Commercial film for Vaucher Manufacturer

A Cinematic Interpretation
of Time

For Vaucher Manufacture, I worked on a commercial film concept shaped around the relationship between mechanical precision, movement, and emotion. The project explored how watchmaking craftsmanship and engineering could be communicated through a more cinematic and atmospheric visual language.

Concept note

“Let us leave the thought open to define what the true length of a movement is. The moment between us doesn’t have a beginning or an end. It’s a cocktail of speed and displacement, it takes us anywhere we want to go if we let it. We change the position of objects with progression, we accelerate. Objects of thought. We spin in choreographic velocity or dance in romantic repetition. We make distances shorter or maybe our time sight longer. We move backwards and forwards in this moment, because we are too curious how it will end.

In Practice

  • The challenge was to develop a film language that respected the technical sophistication of the product while giving it emotional and visual depth. Vaucher Manufacture, founded in Fleurier by Michel Parmigiani in 1975, is known for producing high-end calibres, including movements used in Hermès watches such as the H1950 micro-rotor.

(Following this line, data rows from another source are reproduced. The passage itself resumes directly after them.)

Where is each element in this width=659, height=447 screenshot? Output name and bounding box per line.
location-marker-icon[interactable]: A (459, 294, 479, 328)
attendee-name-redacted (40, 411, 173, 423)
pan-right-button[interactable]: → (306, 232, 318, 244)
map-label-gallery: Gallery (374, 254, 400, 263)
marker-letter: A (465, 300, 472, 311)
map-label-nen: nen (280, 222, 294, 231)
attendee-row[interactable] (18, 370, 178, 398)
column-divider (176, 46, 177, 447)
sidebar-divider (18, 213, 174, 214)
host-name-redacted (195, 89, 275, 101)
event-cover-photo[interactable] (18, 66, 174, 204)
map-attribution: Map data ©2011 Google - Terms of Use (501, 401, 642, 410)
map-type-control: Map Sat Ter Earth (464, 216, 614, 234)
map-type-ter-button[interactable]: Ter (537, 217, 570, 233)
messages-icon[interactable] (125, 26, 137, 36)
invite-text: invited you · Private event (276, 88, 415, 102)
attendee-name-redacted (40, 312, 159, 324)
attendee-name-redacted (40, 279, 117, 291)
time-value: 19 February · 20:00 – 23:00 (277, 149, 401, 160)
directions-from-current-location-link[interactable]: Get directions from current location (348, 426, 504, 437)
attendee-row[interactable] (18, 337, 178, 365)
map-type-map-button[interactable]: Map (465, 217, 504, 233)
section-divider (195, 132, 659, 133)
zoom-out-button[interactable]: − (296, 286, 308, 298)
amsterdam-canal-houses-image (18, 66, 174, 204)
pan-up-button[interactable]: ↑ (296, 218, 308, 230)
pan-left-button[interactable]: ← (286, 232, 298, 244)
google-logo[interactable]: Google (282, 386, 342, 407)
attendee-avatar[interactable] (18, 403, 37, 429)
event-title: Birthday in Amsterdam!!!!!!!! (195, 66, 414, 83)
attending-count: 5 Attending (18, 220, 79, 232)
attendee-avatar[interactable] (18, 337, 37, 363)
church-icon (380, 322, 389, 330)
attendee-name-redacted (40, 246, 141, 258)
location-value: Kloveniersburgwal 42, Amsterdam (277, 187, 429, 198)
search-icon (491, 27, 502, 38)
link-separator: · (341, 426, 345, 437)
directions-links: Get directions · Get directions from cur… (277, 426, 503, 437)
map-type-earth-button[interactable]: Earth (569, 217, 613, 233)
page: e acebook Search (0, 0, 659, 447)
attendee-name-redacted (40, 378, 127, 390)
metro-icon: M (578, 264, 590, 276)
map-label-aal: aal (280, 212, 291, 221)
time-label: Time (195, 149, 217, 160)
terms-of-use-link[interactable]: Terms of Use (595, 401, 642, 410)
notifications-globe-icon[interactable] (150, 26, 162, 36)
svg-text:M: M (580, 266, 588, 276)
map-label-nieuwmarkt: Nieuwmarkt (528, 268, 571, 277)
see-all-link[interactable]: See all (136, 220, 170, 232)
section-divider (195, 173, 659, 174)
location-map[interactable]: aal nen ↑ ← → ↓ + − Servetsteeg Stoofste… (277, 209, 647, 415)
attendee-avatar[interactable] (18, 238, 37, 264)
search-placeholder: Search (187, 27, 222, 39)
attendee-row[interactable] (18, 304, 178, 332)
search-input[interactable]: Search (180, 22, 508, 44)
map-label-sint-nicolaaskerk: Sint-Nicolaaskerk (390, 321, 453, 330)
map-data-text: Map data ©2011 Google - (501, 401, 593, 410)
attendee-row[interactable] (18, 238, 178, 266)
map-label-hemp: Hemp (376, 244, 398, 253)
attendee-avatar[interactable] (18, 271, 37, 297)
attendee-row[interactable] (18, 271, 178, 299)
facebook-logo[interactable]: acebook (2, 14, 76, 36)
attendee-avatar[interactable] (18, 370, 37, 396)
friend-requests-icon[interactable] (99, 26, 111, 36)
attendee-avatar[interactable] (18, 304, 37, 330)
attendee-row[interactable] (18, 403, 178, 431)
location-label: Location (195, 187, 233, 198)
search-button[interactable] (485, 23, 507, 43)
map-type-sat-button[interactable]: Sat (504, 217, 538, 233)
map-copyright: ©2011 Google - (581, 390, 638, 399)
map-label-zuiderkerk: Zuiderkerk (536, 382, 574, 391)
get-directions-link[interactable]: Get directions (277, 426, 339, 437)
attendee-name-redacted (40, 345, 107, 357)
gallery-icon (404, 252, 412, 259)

  • The concept was built around the idea of movement as both a mechanical and emotional force. Drawing inspiration from physics, cosmology, and philosophy, the film sought to position time not only as something measured, but as something experienced. This created a more evocative narrative framework for communicating the craft behind the mechanism.

  • My contribution focused on creative ideation and behind-the-scenes photography. I supported the project’s direction and overall atmosphere, helping shape how the story was expressed both in the final film and in the material surrounding the production.